Saturday, 23 July 2011

Attack (1956)

Robert Aldrich was a great director of tough, cynical films who liked to pick up rocks and observe what was going on underneath.  He was interested in depicting life with the veneer stripped away, laying bare our bitterness, hypocrisy and self-delusion.  If he had a world-view at all, he was a nihilist - think of the climax of KISS ME DEADLY (1955) or John Cassavetes exclaiming in THE DIRTY DOZEN (1967) that he has enough dynamite "to blow up the world!".  In fact, it's worth considering how many of his films end with the death of the central character.

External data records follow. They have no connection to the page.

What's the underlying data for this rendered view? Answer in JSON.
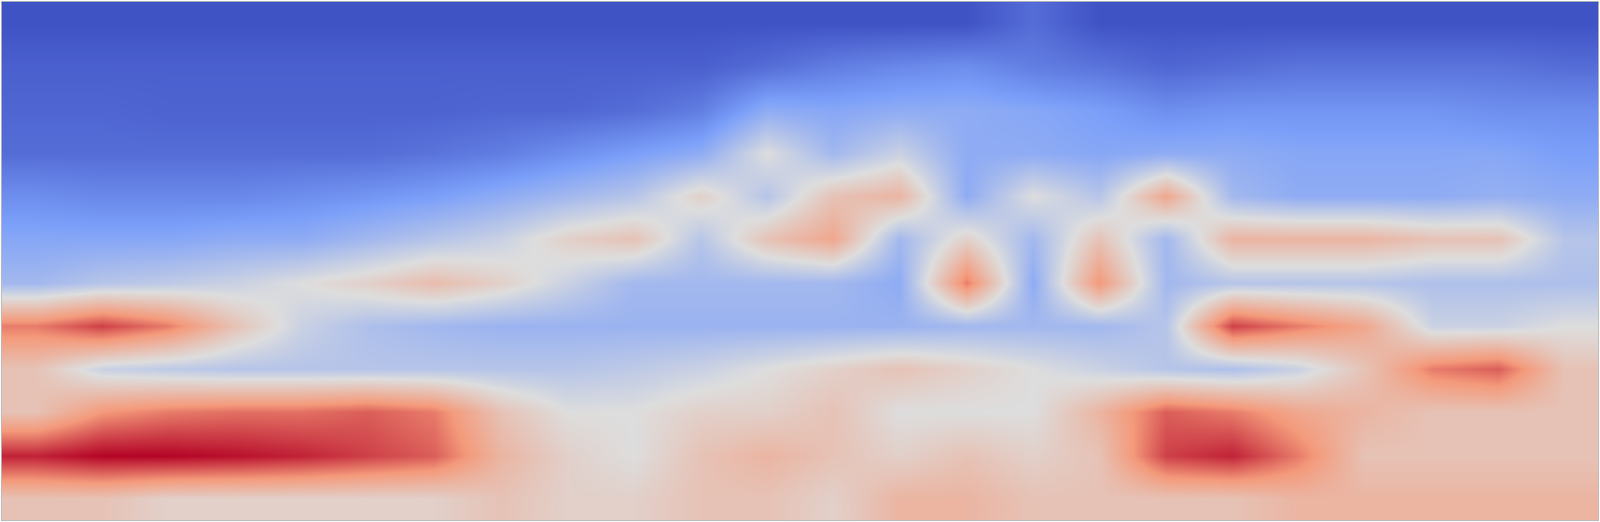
{
  "chart_data": {
    "type": "heatmap",
    "tick_labels": false,
    "x": [
      0,
      1,
      2,
      3,
      4,
      5,
      6,
      7,
      8,
      9,
      10,
      11,
      12,
      13,
      14,
      15,
      16,
      17,
      18,
      19,
      20,
      21,
      22,
      23
    ],
    "y": [
      0,
      1,
      2,
      3,
      4,
      5,
      6,
      7,
      8,
      9,
      10,
      11
    ],
    "xlim": [
      -0.5,
      23.5
    ],
    "ylim": [
      11.5,
      -0.5
    ],
    "zlim": [
      0,
      1
    ],
    "z": [
      [
        0.02,
        0.02,
        0.02,
        0.02,
        0.02,
        0.02,
        0.02,
        0.02,
        0.02,
        0.02,
        0.02,
        0.02,
        0.02,
        0.02,
        0.02,
        0.1,
        0.02,
        0.02,
        0.02,
        0.02,
        0.02,
        0.02,
        0.02,
        0.02
      ],
      [
        0.06,
        0.06,
        0.06,
        0.06,
        0.06,
        0.06,
        0.06,
        0.06,
        0.06,
        0.06,
        0.06,
        0.1,
        0.15,
        0.18,
        0.2,
        0.15,
        0.12,
        0.08,
        0.1,
        0.12,
        0.12,
        0.12,
        0.12,
        0.1
      ],
      [
        0.08,
        0.08,
        0.07,
        0.07,
        0.07,
        0.07,
        0.07,
        0.08,
        0.08,
        0.1,
        0.15,
        0.3,
        0.28,
        0.3,
        0.3,
        0.28,
        0.25,
        0.2,
        0.22,
        0.22,
        0.22,
        0.22,
        0.2,
        0.2
      ],
      [
        0.1,
        0.1,
        0.1,
        0.1,
        0.1,
        0.1,
        0.12,
        0.15,
        0.2,
        0.25,
        0.3,
        0.5,
        0.35,
        0.45,
        0.3,
        0.3,
        0.28,
        0.3,
        0.3,
        0.28,
        0.28,
        0.28,
        0.28,
        0.25
      ],
      [
        0.2,
        0.18,
        0.18,
        0.18,
        0.2,
        0.22,
        0.25,
        0.3,
        0.35,
        0.4,
        0.55,
        0.4,
        0.6,
        0.65,
        0.3,
        0.5,
        0.4,
        0.7,
        0.35,
        0.3,
        0.3,
        0.3,
        0.32,
        0.3
      ],
      [
        0.28,
        0.28,
        0.28,
        0.3,
        0.3,
        0.35,
        0.4,
        0.45,
        0.55,
        0.6,
        0.4,
        0.6,
        0.7,
        0.35,
        0.55,
        0.35,
        0.6,
        0.35,
        0.65,
        0.65,
        0.65,
        0.6,
        0.6,
        0.4
      ],
      [
        0.35,
        0.4,
        0.42,
        0.45,
        0.5,
        0.55,
        0.62,
        0.55,
        0.45,
        0.35,
        0.35,
        0.35,
        0.35,
        0.3,
        0.8,
        0.3,
        0.75,
        0.35,
        0.4,
        0.4,
        0.4,
        0.38,
        0.38,
        0.38
      ],
      [
        0.8,
        0.9,
        0.8,
        0.6,
        0.45,
        0.38,
        0.35,
        0.33,
        0.33,
        0.33,
        0.33,
        0.33,
        0.33,
        0.33,
        0.35,
        0.35,
        0.35,
        0.4,
        0.9,
        0.8,
        0.7,
        0.45,
        0.45,
        0.5
      ],
      [
        0.6,
        0.45,
        0.42,
        0.4,
        0.4,
        0.4,
        0.4,
        0.4,
        0.4,
        0.42,
        0.45,
        0.5,
        0.55,
        0.6,
        0.55,
        0.5,
        0.45,
        0.4,
        0.38,
        0.45,
        0.6,
        0.8,
        0.85,
        0.6
      ],
      [
        0.6,
        0.75,
        0.8,
        0.82,
        0.82,
        0.85,
        0.8,
        0.6,
        0.5,
        0.5,
        0.55,
        0.55,
        0.6,
        0.5,
        0.5,
        0.5,
        0.65,
        0.85,
        0.8,
        0.7,
        0.65,
        0.6,
        0.6,
        0.6
      ],
      [
        0.95,
        1.0,
        1.0,
        0.98,
        0.95,
        0.9,
        0.85,
        0.65,
        0.55,
        0.5,
        0.6,
        0.65,
        0.6,
        0.55,
        0.6,
        0.55,
        0.6,
        0.9,
        0.95,
        0.8,
        0.6,
        0.6,
        0.6,
        0.6
      ],
      [
        0.6,
        0.6,
        0.55,
        0.55,
        0.55,
        0.55,
        0.55,
        0.6,
        0.55,
        0.55,
        0.6,
        0.6,
        0.55,
        0.65,
        0.65,
        0.6,
        0.6,
        0.6,
        0.6,
        0.65,
        0.65,
        0.65,
        0.65,
        0.65
      ]
    ]
  }
}
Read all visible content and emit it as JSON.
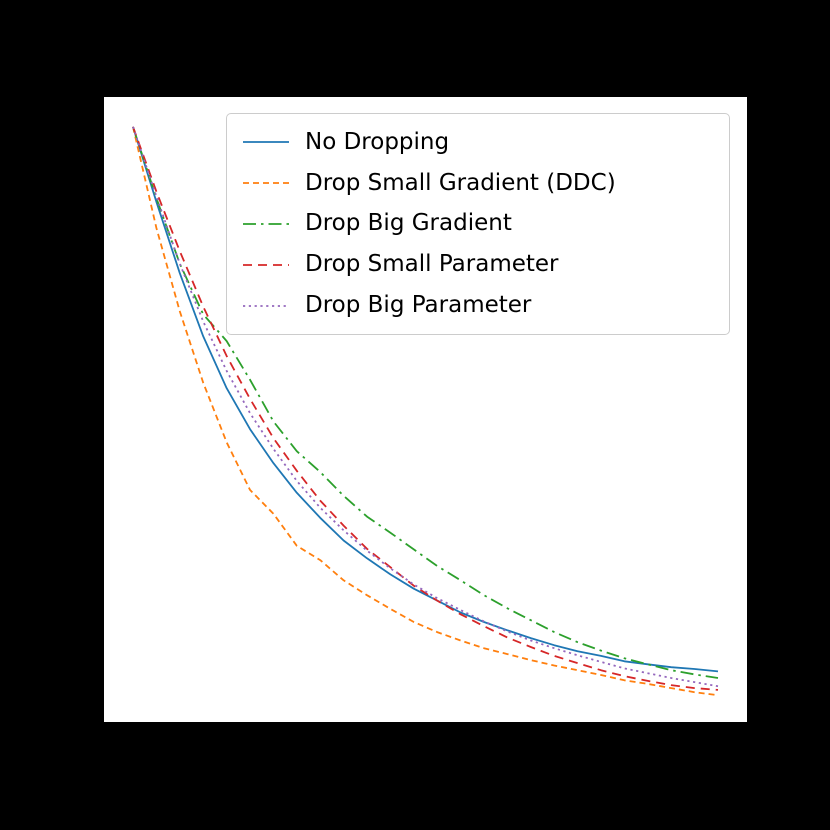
{
  "figure": {
    "background": "#000000",
    "plot_background": "#ffffff"
  },
  "chart_data": {
    "type": "line",
    "title": "",
    "xlabel": "",
    "ylabel": "",
    "xlim": [
      0,
      100
    ],
    "ylim": [
      0,
      1.05
    ],
    "grid": false,
    "legend_position": "upper left inside",
    "x": [
      0,
      4,
      8,
      12,
      16,
      20,
      24,
      28,
      32,
      36,
      40,
      44,
      48,
      52,
      56,
      60,
      64,
      68,
      72,
      76,
      80,
      84,
      88,
      92,
      96,
      100
    ],
    "series": [
      {
        "name": "No Dropping",
        "color": "#1f77b4",
        "linestyle": "solid",
        "values": [
          1.0,
          0.874,
          0.754,
          0.648,
          0.561,
          0.492,
          0.435,
          0.385,
          0.343,
          0.305,
          0.275,
          0.248,
          0.224,
          0.204,
          0.184,
          0.168,
          0.154,
          0.141,
          0.129,
          0.119,
          0.111,
          0.102,
          0.097,
          0.092,
          0.089,
          0.085
        ]
      },
      {
        "name": "Drop Small Gradient (DDC)",
        "color": "#ff7f0e",
        "linestyle": "dashed",
        "values": [
          1.0,
          0.83,
          0.69,
          0.57,
          0.47,
          0.39,
          0.35,
          0.296,
          0.272,
          0.238,
          0.213,
          0.19,
          0.168,
          0.151,
          0.137,
          0.124,
          0.114,
          0.104,
          0.095,
          0.087,
          0.079,
          0.07,
          0.064,
          0.057,
          0.05,
          0.045
        ]
      },
      {
        "name": "Drop Big Gradient",
        "color": "#2ca02c",
        "linestyle": "dashdot",
        "values": [
          1.0,
          0.88,
          0.77,
          0.685,
          0.64,
          0.575,
          0.505,
          0.455,
          0.42,
          0.38,
          0.345,
          0.318,
          0.29,
          0.262,
          0.238,
          0.213,
          0.191,
          0.171,
          0.151,
          0.134,
          0.12,
          0.107,
          0.097,
          0.087,
          0.08,
          0.074
        ]
      },
      {
        "name": "Drop Small Parameter",
        "color": "#d62728",
        "linestyle": "dashed-long",
        "values": [
          1.0,
          0.891,
          0.791,
          0.698,
          0.615,
          0.543,
          0.477,
          0.422,
          0.372,
          0.33,
          0.291,
          0.26,
          0.229,
          0.204,
          0.181,
          0.161,
          0.142,
          0.126,
          0.111,
          0.099,
          0.087,
          0.077,
          0.069,
          0.062,
          0.057,
          0.054
        ]
      },
      {
        "name": "Drop Big Parameter",
        "color": "#9467bd",
        "linestyle": "dotted",
        "values": [
          1.0,
          0.883,
          0.77,
          0.673,
          0.59,
          0.519,
          0.459,
          0.405,
          0.36,
          0.322,
          0.288,
          0.258,
          0.231,
          0.208,
          0.188,
          0.169,
          0.152,
          0.137,
          0.124,
          0.112,
          0.101,
          0.09,
          0.082,
          0.074,
          0.067,
          0.06
        ]
      }
    ]
  }
}
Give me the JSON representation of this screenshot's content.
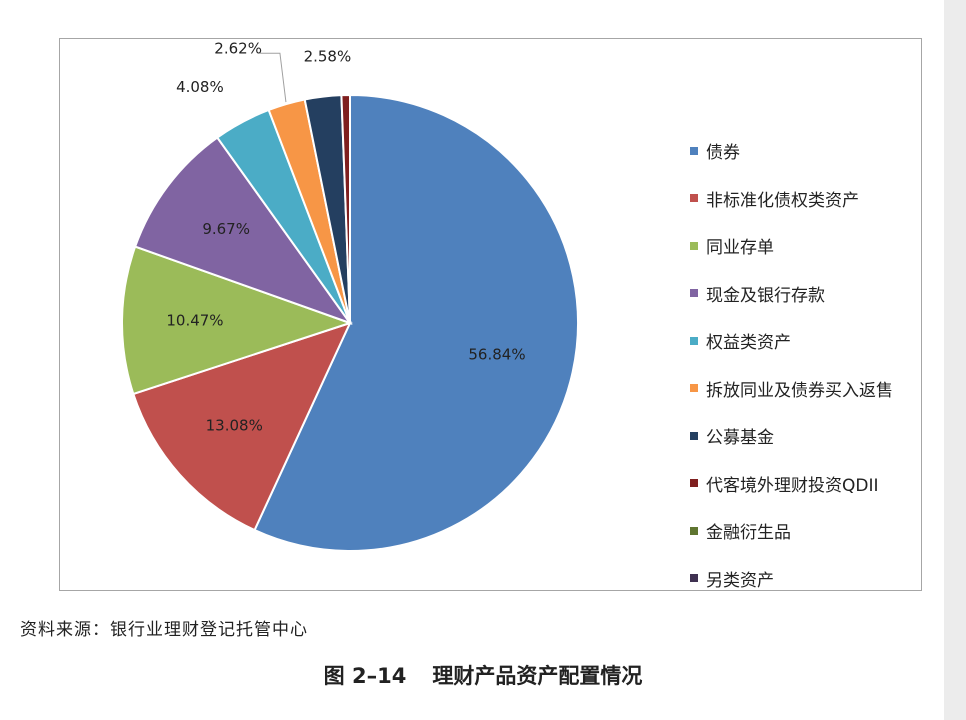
{
  "chart_data": {
    "type": "pie",
    "slices": [
      {
        "label": "债券",
        "value": 56.84,
        "value_label": "56.84%",
        "color": "#4f81bd"
      },
      {
        "label": "非标准化债权类资产",
        "value": 13.08,
        "value_label": "13.08%",
        "color": "#c0504d"
      },
      {
        "label": "同业存单",
        "value": 10.47,
        "value_label": "10.47%",
        "color": "#9bbb59"
      },
      {
        "label": "现金及银行存款",
        "value": 9.67,
        "value_label": "9.67%",
        "color": "#8064a2"
      },
      {
        "label": "权益类资产",
        "value": 4.08,
        "value_label": "4.08%",
        "color": "#4bacc6"
      },
      {
        "label": "拆放同业及债券买入返售",
        "value": 2.62,
        "value_label": "2.62%",
        "color": "#f79646"
      },
      {
        "label": "公募基金",
        "value": 2.58,
        "value_label": "2.58%",
        "color": "#243f60"
      },
      {
        "label": "代客境外理财投资QDII",
        "value": 0.6,
        "value_label": "",
        "color": "#7f1f1f"
      },
      {
        "label": "金融衍生品",
        "value": 0.0,
        "value_label": "",
        "color": "#5f7530"
      },
      {
        "label": "另类资产",
        "value": 0.0,
        "value_label": "",
        "color": "#3f3151"
      }
    ],
    "legend_position": "right"
  },
  "source_note": "资料来源：银行业理财登记托管中心",
  "caption": {
    "number": "图 2–14",
    "title": "理财产品资产配置情况"
  }
}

ATTACK is classic Aldrich.  Set during WW2, it follows an Infantry Company commanded by the cowardly Captain Cooney (Eddie Albert).  His failure in the field is costing the lives of the men; Lieutenant Costa (Jack Palance) wants to kill him but Lieutenant Woodruff (William Smithers) would prefer to register a complaint with their Colonel (Lee Marvin).  Unfortunately the Colonel and the Captain are old friends from the Deep South and have a mutual agreement that will benefit them when the war is over.

This is war as I imagine it must be: an horrific muddle of compromise, self-interest, cowardice, bravery, corruption and treachery.  It's a million miles from the heroic self-sacrifice of, say, SAVING PRIVATE RYAN.  The acting is terrific: Palance is outstanding as the essentially decent Lt Costa who becomes consumed by his hatred for Cpt Cooney.  At one point, his left arm crushed by a tank, Costa still manages to pick himself up to do what he believes has to be done.  Albert is really good too: his Cpt Cooney is a pathetic man in every sense but even he is shown to be a victim, of his own weakness.  Marvin is typically commanding as the corrupt Colonel Bartlett and the supporting cast features the likes of Richard Jaeckel, Strother Martin and Buddy Ebsen.

It's great stuff.  There isn't a single female character in the entire picture.  but don't let that fool you into thinking Aldrich only made men's movies: remember, this is the guy who went on to make WHAT EVER HAPPENED TO BABY JANE? (1962) and THE KILLING OF SISTER GEORGE (1968).